Architects: Peter Chamberlin and Geoffrey Powell, Christof Bon.
Date Constructed: 1963 – 1976
The Barbican Centre London is located on a site which was heavily bombed during the Second World War, the 35-acre site in the heart of the City of London, was known as the Barbican – a Middle English word meaning fortification. The term ‘Brutalism’ is derived from the French béton brut, meaning raw or unfinished concrete. Although the concrete at the Barbican Estate was left exposed, it was not unfinished, having been pick-hammered to give it a rough, rusticated appearance implying a sense of monumentality.
The Estate now has a Grade II listed. The original plans featured five tower blocks of twenty stories. The architects reduced the number of tower blocks to three in order to minimise the buildings’ footprint and at the same time doubled the height to maintain housing density. Cromwell Tower is forty-three stories high, while Lauderdale Tower and Shakespeare Tower stand at forty-four stories. Standing at such a height and with complex programmatic requirements, the project demanded specialised engineering, delivered by Ove Arup & Partners.
The towers utilise pre-cast reinforced concrete elements for the frame, which places the majority of the load around the exterior of the building “on the same principle as is familiar in a chimney.”Roughly triangular in plan, each floor of the towers contains three apartments arranged around a central core of lift shafts, stairwells, and service risers. The living rooms are located at each corner of the triangle, where the meeting of two walls affords panoramic views.The highly distinctive cantilevered balconies of the towers, with their elegantly curved tips, resemble the hull of a ship. They also have a practical application: their unique form reduces wind resistance and eases the strain on the structural frame. The long protrusions of the balconies, a design feature recommended by the engineers, create deep eaves over the apartments below. Construction of the Barbican Estate took thirteen years, concluding in 1976 with the completion of Shakespeare Tower.
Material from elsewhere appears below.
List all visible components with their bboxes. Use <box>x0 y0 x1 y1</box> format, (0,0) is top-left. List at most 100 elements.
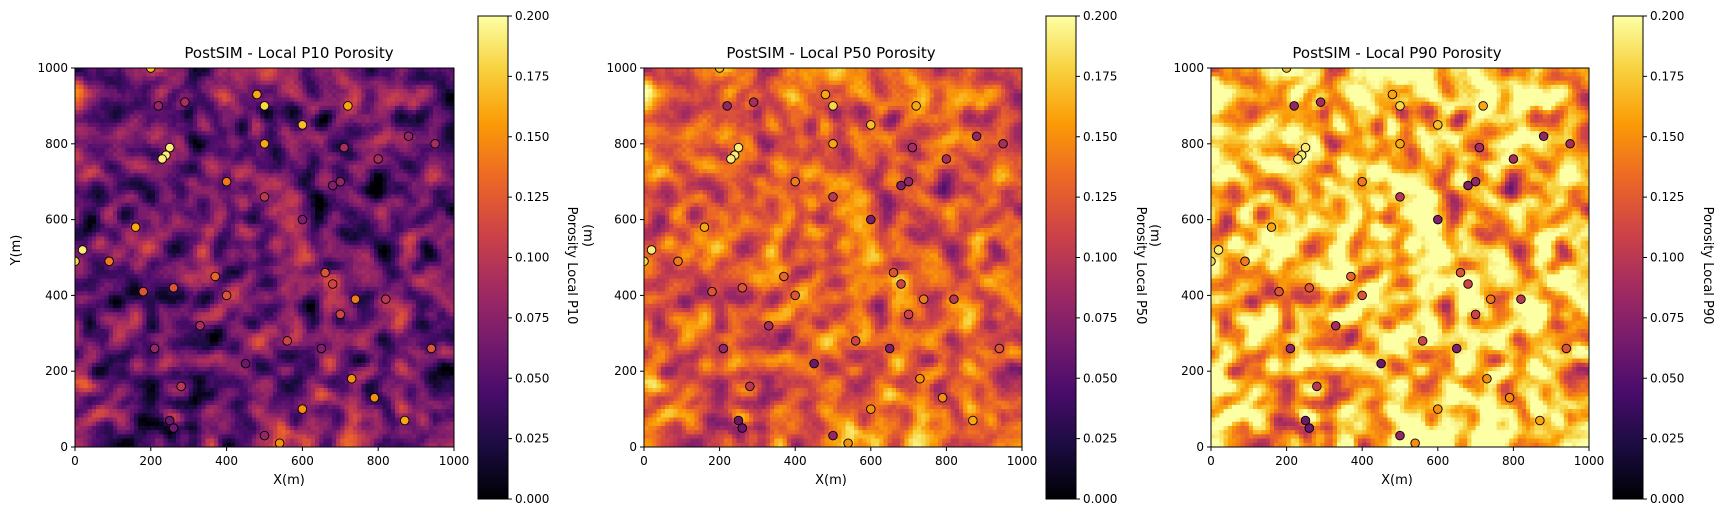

The estate consists three tower blocks, thirteen terrace blocks, two mews of terraced houses and a row of townhouses. The tower blocks facades feature a grid pattern of concrete panelling. The horizontals of this concrete grid are punctuated by continuous lines of the verticals, emphasising the height of the towers. The terrace blocks, are orientated horizontally, creating a dynamic contrast to the soaring towers. The residential blocks are linked by two systems of pedestrian circulation; the high-walk and the podium. The high-walk is a network of bridges and narrow walkways, encompasses the estate. The podium is a raised platform which becomes a new ‘ground level’ once inside the boundary of the estate. This design feature allows the Barbican to be entirely pedestrianised, with road and rail traffic passing underneath.
The complex was designed as an urban microcosm, with residential blocks arranged around communal spaces – an approach inspired by the work of Le Corbusier. In addition to “luxury” housing, Chamberlin, Powell and Bon’s plan for the Barbican featured cultural facilities including a concert hall and theatre, a shopping mall, underground parking, private gardens, and lakes with fountains and a waterfall. The Guildhall School of Music and the City of London School for Girls would also be moved to new premises on the site. St. Giles Church, one of the few buildings to survive the bombings of 1940, stands in the centre of the estate.
Architecture critic Jonathan Glancey spent four years living in the estate, and proclaims that “there is nothing like [it] in scale, intelligence, ingenuity, quality, urban landscaping and sheer abstract artistry anywhere else in Britain, perhaps even the world.” Alongside buildings such as the Royal National Theatre in London and Park Hill Estate in Sheffield, the Barbican Estate has become a symbol of British post-war architecture.